Flood fill, additionally referred to as seed fill, is a flooding algorithm that determines and alters the area connected to a given node in a multi-dimensional array with some matching attribute. It’s used in the “bucket” fill device of paint applications to fill related, similarly-coloured areas with a special shade, and in video games equivalent to Go and Minesweeper for figuring out which items are cleared. A variant known as boundary fill uses the same algorithms but is outlined as the realm related to a given node that does not have a specific attribute. Note that flood filling is just not appropriate for drawing filled polygons, as it would miss some pixels in additional acute corners. Instead, see Even-odd rule and Nonzero-rule. The normal flood-fill algorithm takes three parameters: a start node, a goal color, and a alternative coloration. The algorithm appears to be like for all nodes in the array that are linked to the start node by a path of the goal color and modifications them to the replacement shade.
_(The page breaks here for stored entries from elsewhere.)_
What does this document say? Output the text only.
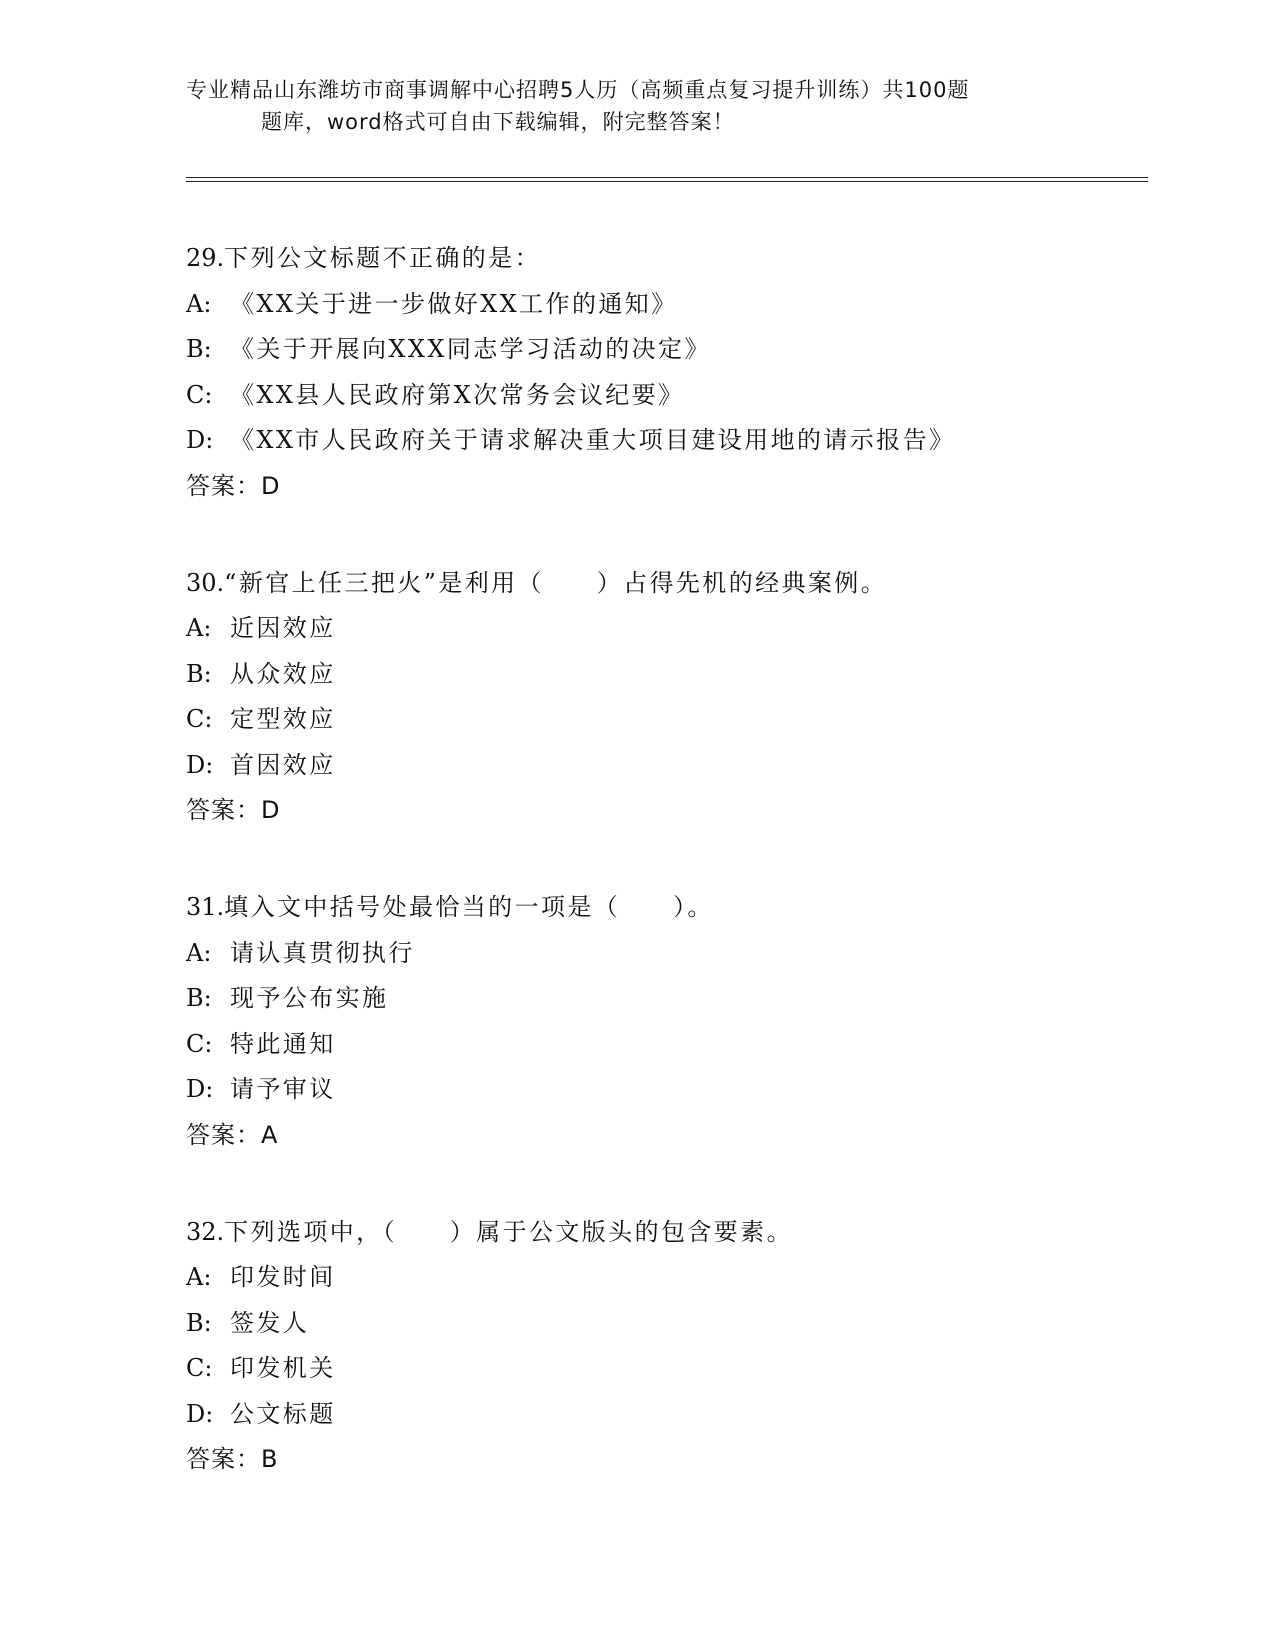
专业精品山东潍坊市商事调解中心招聘5人历（高频重点复习提升训练）共100题
题库，word格式可自由下载编辑，附完整答案！
29.下列公文标题不正确的是：
A: 《XX关于进一步做好XX工作的通知》
B: 《关于开展向XXX同志学习活动的决定》
C: 《XX县人民政府第X次常务会议纪要》
D: 《XX市人民政府关于请求解决重大项目建设用地的请示报告》
答案：D
30.“新官上任三把火”是利用（　　）占得先机的经典案例。
A: 近因效应
B: 从众效应
C: 定型效应
D: 首因效应
答案：D
31.填入文中括号处最恰当的一项是（　　）。
A: 请认真贯彻执行
B: 现予公布实施
C: 特此通知
D: 请予审议
答案：A
32.下列选项中，（　　）属于公文版头的包含要素。
A: 印发时间
B: 签发人
C: 印发机关
D: 公文标题
答案：B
For a boundary-fill, instead of the target colour, a border colour can be provided. In order to generalize the algorithm in the common means, the following descriptions will as an alternative have two routines available. One referred to as Inside which returns true for unfilled factors that, by their colour, would be contained in the crammed space, and one known as Set which fills a pixel/node. Any node that has Set referred to as on it must then no longer be Inside. Depending on whether we consider nodes touching at the corners related or not, we have now two variations: eight-means and 4-approach respectively. Though easy to know, the implementation of the algorithm used above is impractical in languages and environments where stack space is severely constrained (e.g. Microcontrollers). Moving the recursion into a knowledge structure (both a stack or a queue) prevents a stack overflow. Check and set every node’s pixel shade earlier than adding it to the stack/queue, decreasing stack/queue measurement.
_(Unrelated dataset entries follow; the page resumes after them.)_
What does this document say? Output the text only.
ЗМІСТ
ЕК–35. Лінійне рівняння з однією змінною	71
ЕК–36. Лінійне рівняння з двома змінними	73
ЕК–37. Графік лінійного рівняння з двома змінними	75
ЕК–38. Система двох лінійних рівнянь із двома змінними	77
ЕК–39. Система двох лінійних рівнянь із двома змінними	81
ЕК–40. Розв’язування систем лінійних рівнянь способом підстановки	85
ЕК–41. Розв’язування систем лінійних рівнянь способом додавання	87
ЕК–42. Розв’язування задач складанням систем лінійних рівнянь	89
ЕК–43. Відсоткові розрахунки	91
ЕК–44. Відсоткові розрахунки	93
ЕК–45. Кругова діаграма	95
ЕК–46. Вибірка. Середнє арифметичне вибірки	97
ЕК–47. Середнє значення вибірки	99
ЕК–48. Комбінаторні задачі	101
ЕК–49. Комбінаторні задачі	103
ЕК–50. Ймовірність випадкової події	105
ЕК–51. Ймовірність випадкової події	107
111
Use a loop for the east/west instructions, queuing pixels above/beneath as you go (making it much like the span filling algorithms, under). Interleave two or more copies of the code with additional stacks/queues, to allow out-of-order processors extra alternative to parallelize. Use a number of threads (ideally with slightly completely different visiting orders, so they don’t stay in the same space). Quite simple algorithm – easy to make bug-free. Uses quite a lot of memory, notably when using a stack. Tests most crammed pixels a complete of 4 times. Not suitable for sample filling, because it requires pixel check outcomes to change. Access pattern shouldn’t be cache-friendly, for the queuing variant. Cannot simply optimize for multi-pixel words or bitplanes. It’s doable to optimize issues further by working primarily with spans, a row with constant y. The primary revealed full instance works on the next basic principle. 1. Starting with a seed level, fill left and proper.
Keep track of the leftmost filled level lx and rightmost filled point rx. This defines the span. 2. Scan from lx to rx above and below the seed point, searching for brand spanking new seed factors to continue with. As an optimisation, the scan algorithm doesn’t want restart from each seed point, but only those at the start of the following span. Using a stack explores spans depth first, while a queue explores spans breadth first. When a new scan could be completely within a grandparent span, it might definitely solely find crammed pixels, and so would not want queueing. Further, when a brand new scan overlaps a grandparent span, only the overhangs (U-turns and W-turns) should be scanned. 2-8x faster than the pixel-recursive algorithm. Access pattern is cache and bitplane-pleasant. Can draw a horizontal line fairly than setting individual pixels. Still visits pixels it has already filled. For the popular algorithm, 3 scans of most pixels. Not appropriate for pattern filling, because it requires pixel test results to alter.